For as long as I can remember, we always got two daily newspapers in our house. The News Letter often arrived at our front door long before I was getting up for school, dropped there by a man called Davy, though I don't ever recall hearing his second name. He must have left Belfast very early in the morning and his job was to deliver to all the shops in the towns and villages around our area but he had got to know one of my mum's brothers, who lived near him and so every morning, as he made his way from one village to another, he took a short detour along our road and delivered the early morning news, often before we had heard it on the first radio bulletin. I always knew the sound of his Ford Transit van as he stopped at the little T junction above our house and then started off again and as he passed by our house on his left, he flung the newspaper, rolled up and secured with a rubber band, out of his driver's window and over the top of the van to hit the front door with a thud. He rarely missed and the biggest problem for mum was usually getting him stopped to pay him at the end of the month. The arrangement went on for years, until eventually the whole delivery service was changed and Davy no longer made the journey down the motorway. After that, dad had to go into our local village every morning but I guess he didn't mind, for it gave him a chance to have a natter with one or two locals.

But he did go into the village to get the Belfast Telegraph every night and though he often complained that there was never any news in it and he threatened on many occasions to stop buying it, he never did. It was just a sort of ritual that he couldn't break and anyway, most nights he always seemed to find something to read in its pages. Originally, both papers were broadsheets and for a kid of ten or eleven, a bit hard to handle, but I'll always have memories of him, lying in a chair with his shoeless feet up on the cooker rail, the Telegraph opened out wide and his glasses perched precariously on his nose and often with only one leg still in place or the other 'secured' with some sellotape. And the newspapers did serve their purpose for both mum and dad religiously scanned the 'deaths' column every day to see if they knew anyone who had passed on. I always considered this a bizarre ritual to undertake, if you'll pardon the pun, but now I find that I am also strangely drawn to the very same columns almost on a daily basis, now that they have passed on and are no longer able to furnish me with such information.
Anyway for me, the main purpose of the newspaper at the time was to find out what was happening in the sporting world and, I suppose, like father, like son, I read the newspaper, starting at the back page and working my way forward and I still do.

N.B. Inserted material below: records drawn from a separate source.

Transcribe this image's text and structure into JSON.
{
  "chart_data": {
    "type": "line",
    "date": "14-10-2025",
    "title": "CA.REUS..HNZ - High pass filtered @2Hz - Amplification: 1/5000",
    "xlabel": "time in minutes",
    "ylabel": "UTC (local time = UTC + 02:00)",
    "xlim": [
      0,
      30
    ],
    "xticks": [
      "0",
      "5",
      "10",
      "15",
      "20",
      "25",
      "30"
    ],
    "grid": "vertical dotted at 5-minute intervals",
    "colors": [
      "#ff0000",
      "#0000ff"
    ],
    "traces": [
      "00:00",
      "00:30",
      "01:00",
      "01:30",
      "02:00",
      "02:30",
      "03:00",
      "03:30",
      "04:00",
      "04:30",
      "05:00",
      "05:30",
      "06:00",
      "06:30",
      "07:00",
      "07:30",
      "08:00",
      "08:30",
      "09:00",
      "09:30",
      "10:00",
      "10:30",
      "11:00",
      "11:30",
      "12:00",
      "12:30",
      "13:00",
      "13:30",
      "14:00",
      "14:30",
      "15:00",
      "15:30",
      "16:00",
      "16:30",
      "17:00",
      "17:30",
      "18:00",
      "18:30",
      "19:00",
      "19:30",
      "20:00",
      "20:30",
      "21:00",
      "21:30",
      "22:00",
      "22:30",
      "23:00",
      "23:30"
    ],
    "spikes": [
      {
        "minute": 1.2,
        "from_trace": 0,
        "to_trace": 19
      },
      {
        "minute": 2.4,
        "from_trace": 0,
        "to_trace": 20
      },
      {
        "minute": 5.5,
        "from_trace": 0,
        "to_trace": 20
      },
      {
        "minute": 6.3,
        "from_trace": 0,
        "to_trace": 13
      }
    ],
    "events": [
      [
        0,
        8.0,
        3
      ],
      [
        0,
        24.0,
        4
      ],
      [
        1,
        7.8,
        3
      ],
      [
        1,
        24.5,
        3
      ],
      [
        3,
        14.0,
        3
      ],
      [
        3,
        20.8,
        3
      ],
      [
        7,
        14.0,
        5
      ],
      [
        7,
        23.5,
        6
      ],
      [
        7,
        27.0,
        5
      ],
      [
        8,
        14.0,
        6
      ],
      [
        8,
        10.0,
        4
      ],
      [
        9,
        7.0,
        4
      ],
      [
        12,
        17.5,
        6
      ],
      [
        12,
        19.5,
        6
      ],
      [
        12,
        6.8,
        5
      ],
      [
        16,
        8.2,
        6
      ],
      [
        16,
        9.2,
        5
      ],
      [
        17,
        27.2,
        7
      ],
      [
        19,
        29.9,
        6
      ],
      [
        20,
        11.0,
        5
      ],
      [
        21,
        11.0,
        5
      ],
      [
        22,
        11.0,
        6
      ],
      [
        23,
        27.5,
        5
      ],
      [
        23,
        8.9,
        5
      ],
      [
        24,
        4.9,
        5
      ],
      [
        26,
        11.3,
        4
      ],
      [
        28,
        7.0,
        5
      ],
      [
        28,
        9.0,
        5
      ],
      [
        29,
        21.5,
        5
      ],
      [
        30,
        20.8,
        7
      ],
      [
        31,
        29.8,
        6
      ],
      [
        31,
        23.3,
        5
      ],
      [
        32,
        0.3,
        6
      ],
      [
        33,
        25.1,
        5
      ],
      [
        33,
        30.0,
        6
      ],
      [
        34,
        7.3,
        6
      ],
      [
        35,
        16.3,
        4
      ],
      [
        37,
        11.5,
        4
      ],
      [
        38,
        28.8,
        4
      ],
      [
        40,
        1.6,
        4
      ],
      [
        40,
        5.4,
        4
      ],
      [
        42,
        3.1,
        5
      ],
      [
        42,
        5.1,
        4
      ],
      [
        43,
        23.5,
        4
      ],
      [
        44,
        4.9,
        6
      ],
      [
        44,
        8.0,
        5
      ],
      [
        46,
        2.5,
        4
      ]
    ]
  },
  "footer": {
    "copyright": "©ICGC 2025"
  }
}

And while the local papers provided plenty of coverage of the football scene in our province, already I was starting to look further afield for reports of the English League. I think I started to buy the Mirror when I was about sixteen or seventeen and though it may be a paper which supports a political party that doesn't always be in line with my thinking, I enjoyed their football coverage and that overlooked anything else that the paper reported. Over the years, I have been drawn to many other titles, but for some reason, I still buy it on Saturday and never seem to get beyond the back few pages and the football supplement!


Mum had two or three old scrapbooks at home in which she kept cuttings about any of the family when our names or photos appeared in the local weekly papers and also kept interesting snippets about other friends and neighbours. And one of my most prized possessions is a notebook that I filled in 1972 with newspaper cuttings about matches involving Liverpool FC during that season, a year when they won both the League and the UEFA Cup. But another neighbour and friend has a whole collection of scrapbooks containing cuttings that reads like a whole history of our village and surrounding countryside for the last fifty years.


One thing I've never done on any regular basis is to bother with Sunday newspapers. I guess mum always frowned on that and though I have no guilt about buying one or see any problem with those who do, it has just never really become important to me. An old teaching colleague once told me that he liked nothing better than to get about five newspapers on a Sunday morning and just spend the whole day, from breakfast, reading them at his leisure. And I suppose I am often reminded about that when I think of all the things that take God's place in our lives and effectively push Him out. God is pretty specific, right from the time of Israel in the wilderness when He said 'You shall have no other gods before me' and there are constant references about how it not only saddens Him but also angers Him when we put other things in the place where He should be. Again He tells Israel 'But you have forsaken me and served other gods, so I will no longer save you. Go and cry out to the gods you have chosen. Let them save you when you are in trouble!' And it doesn't have to be newspapers on a Sunday, keeping us away from church, praying or reading His word.There are any number of things like sport, family, work, leisure and possessions which, while maybe not attaining god-like status in our lives, take up enough of our time to cause God to be relegated far away from first place. Remember, God should be a HEADLINE in your life, not a supplement.